Yevgeny Vitishko works for the ecological association Environmental Watch on the North Caucasus. He had denounced the environmental damage caused by the construction of the Winter Games, taking place in the south of Russia. Human rights activists denounce his illegal detention. For his lawyer it is an attempt to "silence" the environmental movement.

Moscow (AsiaNews) - The Russian environmentalist Yevgeny Vitishko who denounced the damage caused to the territory during construction for the Sochi Winter Olympics currently underway on the Black Sea , has been transferred to an undisclosed penal colony, where he will serve three years. This was decided by a court of Krasnodar on 12 February. The forty year old geologist has become a symbol of the ongoing repression against the environmental movement in the Russian Caucasus. According to the Russian-Norwegian NGO Bellona, he was illegally transferred from the case to the administrative penal colony February 19, without being able to return home to his family and collect his things as allowed by the court of the Territory of Krasnodar region which includes Sochi.

The day on which the association for which he works (Environmental Watch on the North Caucasus, Ewnc) presented a report on the environmental damage of the Olympics in Moscow, the judges rejected Vitishko's lawyers appeal against the Tuapse court judgment (village near Sochi) , commuting into a jail term the probationary sentence imposed in 2012 for damage to the property of the local governor, Aleksand Tkachev. Along with another activist, the man is charged with having daubed a fence that surrounded the residence of the politician, in a protected forest, with slogans of protest.

The court had decided that it was hooliganism and had ordered his imprisonment, but with a suspended sentence and two years of probation. According to the judges, however, Vitishko repeatedly infringed the terms of his probation, not showing up on time to sign on at the police station. For groups such as Greenpeace Russia and Human Rights Watch the court's decision masks the political will to silence the local environmental movement and journalists who criticize the plans of the Winter Games , greatly desired by President Vladimir Putin.

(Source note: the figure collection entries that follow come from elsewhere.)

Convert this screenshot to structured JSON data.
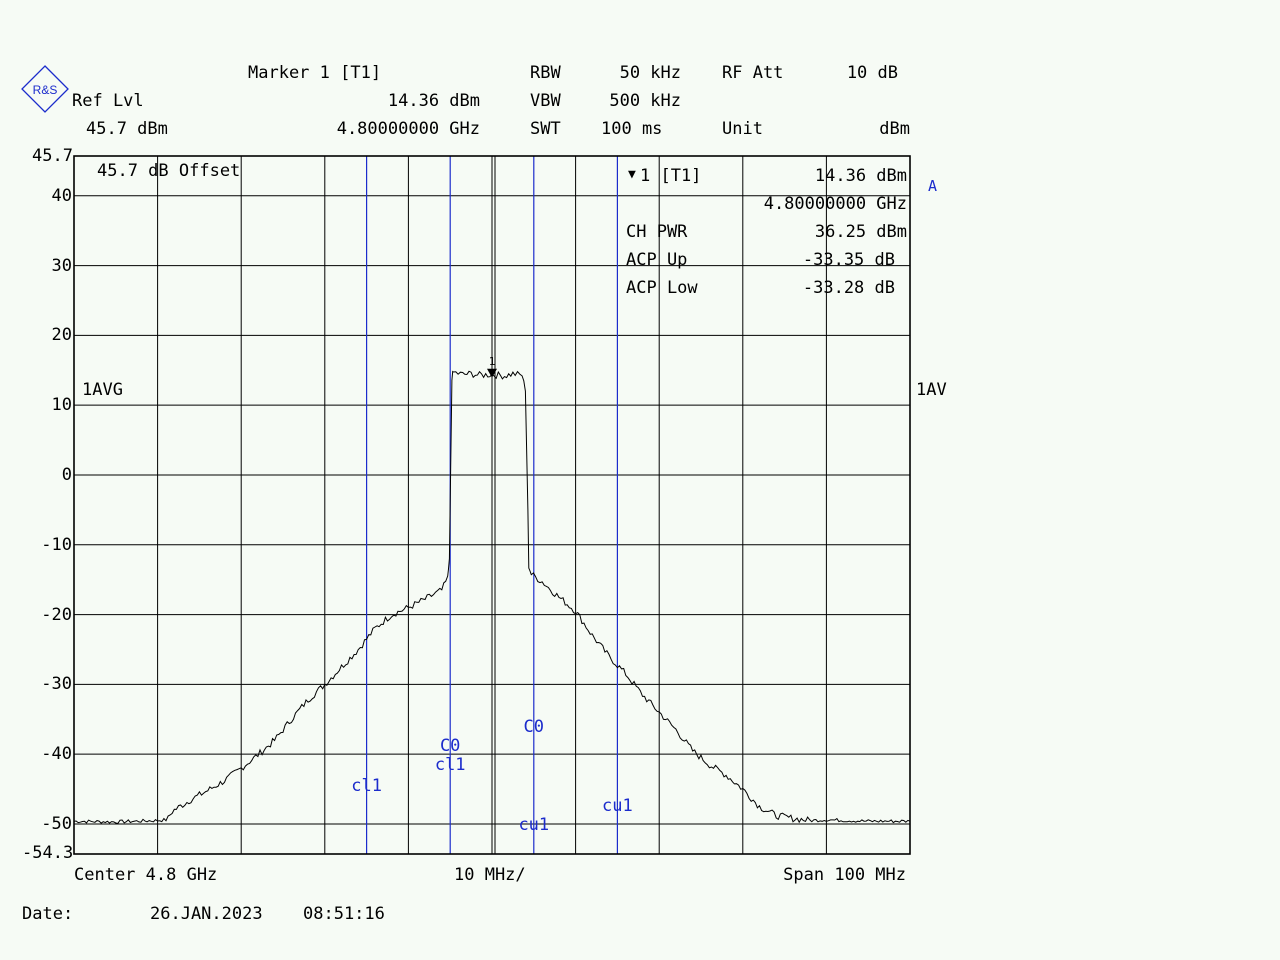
{
  "header": {
    "marker_title": "Marker 1 [T1]",
    "ref_lvl_label": "Ref Lvl",
    "ref_lvl_value": "45.7 dBm",
    "marker_level": "14.36 dBm",
    "marker_freq": "4.80000000 GHz",
    "rbw_label": "RBW",
    "rbw_value": "50 kHz",
    "vbw_label": "VBW",
    "vbw_value": "500 kHz",
    "swt_label": "SWT",
    "swt_value": "100 ms",
    "rfatt_label": "RF Att",
    "rfatt_value": "10 dB",
    "unit_label": "Unit",
    "unit_value": "dBm"
  },
  "logo_text": "R&S",
  "left_labels": {
    "offset": "45.7 dB Offset",
    "avg": "1AVG"
  },
  "right_labels": {
    "trace_a": "A",
    "avg": "1AV"
  },
  "info_box": {
    "marker_line_label": "1 [T1]",
    "marker_line_value": "14.36 dBm",
    "marker_freq": "4.80000000 GHz",
    "ch_pwr_label": "CH PWR",
    "ch_pwr_value": "36.25 dBm",
    "acp_up_label": "ACP Up",
    "acp_up_value": "-33.35 dB",
    "acp_low_label": "ACP Low",
    "acp_low_value": "-33.28 dB"
  },
  "footer": {
    "center": "Center 4.8 GHz",
    "div": "10 MHz/",
    "span": "Span 100 MHz",
    "date_label": "Date:",
    "date_value": "26.JAN.2023",
    "time_value": "08:51:16"
  },
  "colors": {
    "background": "#f6fbf5",
    "grid": "#000000",
    "channel_lines": "#1c2ccc",
    "trace": "#000000"
  },
  "chart_data": {
    "type": "line",
    "x_unit": "MHz offset from center",
    "xlim": [
      -50,
      50
    ],
    "ylim": [
      -54.3,
      45.7
    ],
    "y_top_label": "45.7",
    "y_bottom_label": "-54.3",
    "y_ticks": [
      {
        "v": 40,
        "label": "40"
      },
      {
        "v": 30,
        "label": "30"
      },
      {
        "v": 20,
        "label": "20"
      },
      {
        "v": 10,
        "label": "10"
      },
      {
        "v": 0,
        "label": "0"
      },
      {
        "v": -10,
        "label": "-10"
      },
      {
        "v": -20,
        "label": "-20"
      },
      {
        "v": -30,
        "label": "-30"
      },
      {
        "v": -40,
        "label": "-40"
      },
      {
        "v": -50,
        "label": "-50"
      }
    ],
    "x_grid": [
      -40,
      -30,
      -20,
      -10,
      0,
      10,
      20,
      30,
      40
    ],
    "marker": {
      "x": 0,
      "y": 14.36,
      "label": "1"
    },
    "channel_lines": [
      {
        "x": -15,
        "label": "cl1",
        "label_y": -44.5
      },
      {
        "x": -5,
        "label": "C0",
        "label_y": -38.8
      },
      {
        "x": -5,
        "label": "cl1",
        "label_y": -41.6
      },
      {
        "x": 5,
        "label": "C0",
        "label_y": -36.1
      },
      {
        "x": 5,
        "label": "cu1",
        "label_y": -50.2
      },
      {
        "x": 15,
        "label": "cu1",
        "label_y": -47.4
      }
    ],
    "series": [
      {
        "points": [
          [
            -50,
            -49.6
          ],
          [
            -45,
            -49.7
          ],
          [
            -40,
            -49.5
          ],
          [
            -39,
            -49.4
          ],
          [
            -38,
            -48.0
          ],
          [
            -36,
            -46.5
          ],
          [
            -34,
            -45.2
          ],
          [
            -32,
            -43.8
          ],
          [
            -30,
            -42.0
          ],
          [
            -28,
            -40.1
          ],
          [
            -26,
            -38.0
          ],
          [
            -24,
            -35.0
          ],
          [
            -22,
            -32.2
          ],
          [
            -20,
            -30.0
          ],
          [
            -18,
            -27.5
          ],
          [
            -16,
            -25.0
          ],
          [
            -14,
            -22.0
          ],
          [
            -12,
            -20.0
          ],
          [
            -10,
            -19.0
          ],
          [
            -8,
            -17.8
          ],
          [
            -6,
            -16.5
          ],
          [
            -5.3,
            -14.8
          ],
          [
            -5.1,
            -12.0
          ],
          [
            -4.8,
            14.0
          ],
          [
            -4.6,
            14.7
          ],
          [
            -3.5,
            14.4
          ],
          [
            -2.5,
            14.5
          ],
          [
            -1.5,
            14.3
          ],
          [
            0,
            14.4
          ],
          [
            1.5,
            14.2
          ],
          [
            2.5,
            14.5
          ],
          [
            3.6,
            14.3
          ],
          [
            4.0,
            12.0
          ],
          [
            4.3,
            -5.0
          ],
          [
            4.4,
            -13.0
          ],
          [
            4.7,
            -14.2
          ],
          [
            6,
            -15.3
          ],
          [
            8,
            -17.5
          ],
          [
            10,
            -19.5
          ],
          [
            12,
            -23.0
          ],
          [
            14,
            -26.0
          ],
          [
            16,
            -28.5
          ],
          [
            18,
            -31.5
          ],
          [
            20,
            -34.0
          ],
          [
            22,
            -36.5
          ],
          [
            24,
            -39.5
          ],
          [
            26,
            -41.5
          ],
          [
            28,
            -43.0
          ],
          [
            30,
            -45.0
          ],
          [
            32,
            -47.5
          ],
          [
            34,
            -48.8
          ],
          [
            36,
            -49.2
          ],
          [
            38,
            -49.5
          ],
          [
            40,
            -49.4
          ],
          [
            45,
            -49.6
          ],
          [
            50,
            -49.6
          ]
        ]
      }
    ]
  }
}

"The decision to imprison Vitishko is based on the pressures of the political authorities - his lawyer Alexander Popkov said in court - The objective is to isolate him from the local and international community because of his activism". The activist learned of the judgment while he was already in prison serving 15 days of administrative detention for "foul language in a public place", another accusation held by the defenders of human rights as a pretext to keep him away from the media, in the days of the Olympics. Vitishko immediately began a hunger strike and a vast campaign of solidarity with him has been launched.

The now famous feminist punk band Pussy Riot, who arrived on the Black Sea to shoot a new video of protest against Putin, dedicated their performance to Vitishko. During their stay in Sochi, the girls were detained several times by police and FSB, on 18 February they were questioned for several hours about an alleged theft. According to their leader, Nadia Tolokonnikova , the episode - which attracted the attention of the international press - was a trick by authorities to divert attention from Vitishko's  case. The WWF and Greenpeace have sent a letter to the President of international Olympic Committee (IOC ), Thomas Bach, to intervene in the case. "The story of Vitisko is not related to the preparation for the Olympics," IOC official Mark Adams limited himself to saying, adding: "We can not interfere with the affairs of a sovereign state". Since November, at least six members of EWNC have been arrested , some of them have also spent two weeks in jail. (N.A.)